PHNOM PENH —
Education and employment experts say Cambodian graduates often lack of the skills or experience that employers are seeking.
A lack of knowledge among young people about the courses offered at universities and about the skills required for different careers stems from the public high school system not providing students with sufficient information even to choose what subject to study as their major.
With the Association of Southeast Asian Nations (ASEAN) region embarking upon integration at the end of this year—including freer movement of labor—Cambodia’s underprepared labor force is going to be under even more pressure, having to compete with workers from neighboring countries.
So a project funded by the United Nations Development Program and the Embassy of Sweden in Phnom Penh is well timed.
The project Klahan9—from the Khmer word Klahan, meaning “brave”—is a multimedia initiative that aims to help youths make better decisions about their careers. Implemented by BBC Media Action, it so-far centers on a radio show that broadcasts interviews with employment experts, call-in advice programs and educational dramas to try to spread information about employment.
“Most of the youths in high school have no idea about which major fits their talents, and we hope to provide them with information to let them choose the right path to walk in their career,” said Sok Somphoas Phalyka, radio manager at Klahan9.
“We cover a range of topics—from how to search for employment opportunities more effectively, negotiating with parents and employers, CV writing and interviewing skills, workplace safety, employee rights and responsibilities—to make the youth learn and know how to adjust themselves for their career.”
The show is broadcast live on Sundays between 1pm and 2pm on FM103. The content is also be available online through a website, and through SoundCloud and Facebook. A television show in the same vein, Klahan9 TV, will begin in December.
One fan of the radio show, Phat Pichny, who is a junior student at National University of Management majoring in marketing, told VOA Khmer that she benefits from listening to the program. Klahan9 builds on the popularity and momentum of Love9, a sexual and reproductive health initiative, and Loy9, a program encouraging civic engagement among youth.

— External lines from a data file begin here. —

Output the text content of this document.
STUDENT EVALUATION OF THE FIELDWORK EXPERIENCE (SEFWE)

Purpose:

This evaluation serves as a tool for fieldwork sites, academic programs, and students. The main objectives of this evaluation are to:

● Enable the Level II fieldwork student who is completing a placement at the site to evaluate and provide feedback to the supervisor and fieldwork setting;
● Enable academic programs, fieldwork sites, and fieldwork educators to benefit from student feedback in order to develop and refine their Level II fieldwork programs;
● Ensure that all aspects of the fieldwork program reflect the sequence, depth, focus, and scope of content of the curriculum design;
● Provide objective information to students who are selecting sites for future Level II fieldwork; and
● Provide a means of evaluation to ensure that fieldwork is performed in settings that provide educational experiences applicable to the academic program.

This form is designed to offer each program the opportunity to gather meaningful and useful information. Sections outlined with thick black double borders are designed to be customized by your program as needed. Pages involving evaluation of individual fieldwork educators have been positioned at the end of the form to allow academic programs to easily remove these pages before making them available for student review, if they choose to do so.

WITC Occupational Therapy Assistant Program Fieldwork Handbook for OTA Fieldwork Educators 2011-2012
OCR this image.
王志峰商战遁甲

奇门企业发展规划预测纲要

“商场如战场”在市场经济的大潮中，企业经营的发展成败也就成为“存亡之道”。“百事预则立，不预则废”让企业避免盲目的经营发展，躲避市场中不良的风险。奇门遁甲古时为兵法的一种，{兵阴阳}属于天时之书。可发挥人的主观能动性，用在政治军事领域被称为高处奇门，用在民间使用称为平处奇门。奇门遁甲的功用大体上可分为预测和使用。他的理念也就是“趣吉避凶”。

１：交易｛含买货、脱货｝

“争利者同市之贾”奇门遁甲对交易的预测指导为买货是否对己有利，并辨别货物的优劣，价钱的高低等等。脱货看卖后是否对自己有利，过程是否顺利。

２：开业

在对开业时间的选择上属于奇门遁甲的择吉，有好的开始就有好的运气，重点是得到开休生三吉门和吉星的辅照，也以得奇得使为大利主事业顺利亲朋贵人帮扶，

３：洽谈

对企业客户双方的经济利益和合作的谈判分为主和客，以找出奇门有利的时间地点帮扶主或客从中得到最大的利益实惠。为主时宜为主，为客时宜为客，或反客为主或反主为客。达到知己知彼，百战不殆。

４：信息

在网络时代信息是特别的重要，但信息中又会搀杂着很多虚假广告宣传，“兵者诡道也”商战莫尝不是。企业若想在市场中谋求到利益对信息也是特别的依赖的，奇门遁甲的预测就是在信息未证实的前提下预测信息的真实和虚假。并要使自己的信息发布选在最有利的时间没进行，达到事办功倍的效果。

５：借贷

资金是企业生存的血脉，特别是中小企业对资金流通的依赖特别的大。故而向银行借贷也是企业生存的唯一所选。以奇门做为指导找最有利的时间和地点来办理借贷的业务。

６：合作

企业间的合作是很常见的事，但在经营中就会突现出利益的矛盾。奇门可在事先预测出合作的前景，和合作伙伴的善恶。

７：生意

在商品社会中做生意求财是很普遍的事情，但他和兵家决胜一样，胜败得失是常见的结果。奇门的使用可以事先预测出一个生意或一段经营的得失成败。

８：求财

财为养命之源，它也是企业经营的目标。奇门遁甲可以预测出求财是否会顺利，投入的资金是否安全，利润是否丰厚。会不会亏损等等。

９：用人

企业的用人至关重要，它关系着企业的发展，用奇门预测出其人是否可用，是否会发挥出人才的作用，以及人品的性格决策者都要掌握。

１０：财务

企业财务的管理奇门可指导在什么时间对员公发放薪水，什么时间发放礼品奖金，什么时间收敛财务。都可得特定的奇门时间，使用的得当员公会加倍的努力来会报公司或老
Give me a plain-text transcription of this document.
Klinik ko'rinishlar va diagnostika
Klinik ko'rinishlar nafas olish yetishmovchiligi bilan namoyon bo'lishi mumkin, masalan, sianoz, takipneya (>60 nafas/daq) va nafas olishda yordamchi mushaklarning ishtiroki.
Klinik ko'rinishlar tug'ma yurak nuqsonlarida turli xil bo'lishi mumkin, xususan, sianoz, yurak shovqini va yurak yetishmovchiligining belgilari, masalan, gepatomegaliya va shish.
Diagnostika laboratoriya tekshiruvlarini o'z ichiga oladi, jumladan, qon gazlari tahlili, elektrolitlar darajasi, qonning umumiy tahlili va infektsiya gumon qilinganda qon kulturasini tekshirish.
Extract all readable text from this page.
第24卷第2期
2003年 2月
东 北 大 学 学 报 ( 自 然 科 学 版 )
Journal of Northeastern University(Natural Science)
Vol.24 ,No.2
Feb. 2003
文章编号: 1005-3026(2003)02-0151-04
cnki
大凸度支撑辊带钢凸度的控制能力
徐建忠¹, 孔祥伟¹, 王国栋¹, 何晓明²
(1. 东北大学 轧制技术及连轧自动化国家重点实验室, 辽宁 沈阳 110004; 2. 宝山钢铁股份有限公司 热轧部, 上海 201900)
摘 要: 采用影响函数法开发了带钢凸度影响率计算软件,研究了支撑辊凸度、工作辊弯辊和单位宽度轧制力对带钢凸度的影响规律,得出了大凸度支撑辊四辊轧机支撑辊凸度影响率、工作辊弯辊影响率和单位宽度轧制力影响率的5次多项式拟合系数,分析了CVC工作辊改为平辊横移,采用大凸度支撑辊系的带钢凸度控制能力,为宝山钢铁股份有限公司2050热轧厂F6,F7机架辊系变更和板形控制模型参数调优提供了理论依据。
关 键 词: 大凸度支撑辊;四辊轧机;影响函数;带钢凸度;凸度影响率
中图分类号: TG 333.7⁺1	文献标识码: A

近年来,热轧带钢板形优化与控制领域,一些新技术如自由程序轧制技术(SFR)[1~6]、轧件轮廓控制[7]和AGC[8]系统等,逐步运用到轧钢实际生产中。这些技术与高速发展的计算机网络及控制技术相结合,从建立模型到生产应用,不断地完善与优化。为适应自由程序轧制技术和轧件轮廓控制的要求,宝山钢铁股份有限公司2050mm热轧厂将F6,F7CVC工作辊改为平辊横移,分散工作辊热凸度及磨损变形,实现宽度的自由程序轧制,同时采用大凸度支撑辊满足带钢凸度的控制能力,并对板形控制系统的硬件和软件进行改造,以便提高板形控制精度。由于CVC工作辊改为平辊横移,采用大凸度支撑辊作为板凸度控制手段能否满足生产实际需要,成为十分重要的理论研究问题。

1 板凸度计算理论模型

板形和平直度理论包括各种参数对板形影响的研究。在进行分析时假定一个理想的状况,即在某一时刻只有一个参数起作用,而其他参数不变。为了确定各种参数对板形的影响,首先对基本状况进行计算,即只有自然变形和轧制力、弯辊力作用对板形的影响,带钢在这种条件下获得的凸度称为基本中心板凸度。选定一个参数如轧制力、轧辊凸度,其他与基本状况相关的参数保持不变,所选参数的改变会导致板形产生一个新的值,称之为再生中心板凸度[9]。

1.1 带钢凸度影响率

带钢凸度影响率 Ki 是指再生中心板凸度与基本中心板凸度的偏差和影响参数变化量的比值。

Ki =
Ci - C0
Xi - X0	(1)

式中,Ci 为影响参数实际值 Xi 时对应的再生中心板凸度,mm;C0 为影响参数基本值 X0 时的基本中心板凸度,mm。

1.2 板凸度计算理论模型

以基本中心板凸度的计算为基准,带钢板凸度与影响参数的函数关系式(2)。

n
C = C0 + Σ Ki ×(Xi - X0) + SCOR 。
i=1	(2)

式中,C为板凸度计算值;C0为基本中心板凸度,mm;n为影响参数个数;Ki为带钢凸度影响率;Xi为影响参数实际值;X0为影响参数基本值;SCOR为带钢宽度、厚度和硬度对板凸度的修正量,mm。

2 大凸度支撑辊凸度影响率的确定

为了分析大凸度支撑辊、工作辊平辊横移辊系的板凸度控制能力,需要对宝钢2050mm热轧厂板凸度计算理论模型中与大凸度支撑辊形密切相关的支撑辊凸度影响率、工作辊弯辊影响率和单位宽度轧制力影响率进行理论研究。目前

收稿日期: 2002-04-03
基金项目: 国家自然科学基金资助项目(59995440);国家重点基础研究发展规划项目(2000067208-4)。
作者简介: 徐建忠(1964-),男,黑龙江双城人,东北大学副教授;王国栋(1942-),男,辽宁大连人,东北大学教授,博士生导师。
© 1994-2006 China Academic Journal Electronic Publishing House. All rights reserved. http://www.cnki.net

“The program provides me and the audience with the good knowledge that will allow us to make better decisions in choosing a major or a path to walk in our academic life and career,” she said. “It is not a good idea for many Cambodia youths to choose a major based on the influence given by peers and family.”
Another listener told VOA Khmer that the program provides the audience with some good tips shared by the experts they invited to be the guest speaker.
“For youths, it benefits us a lot because the contents of the program mostly focus on youths,” said Seng Kimleang, a 26-year-old office worker. “I also receive a lot of guidance from the experts from many different fields.”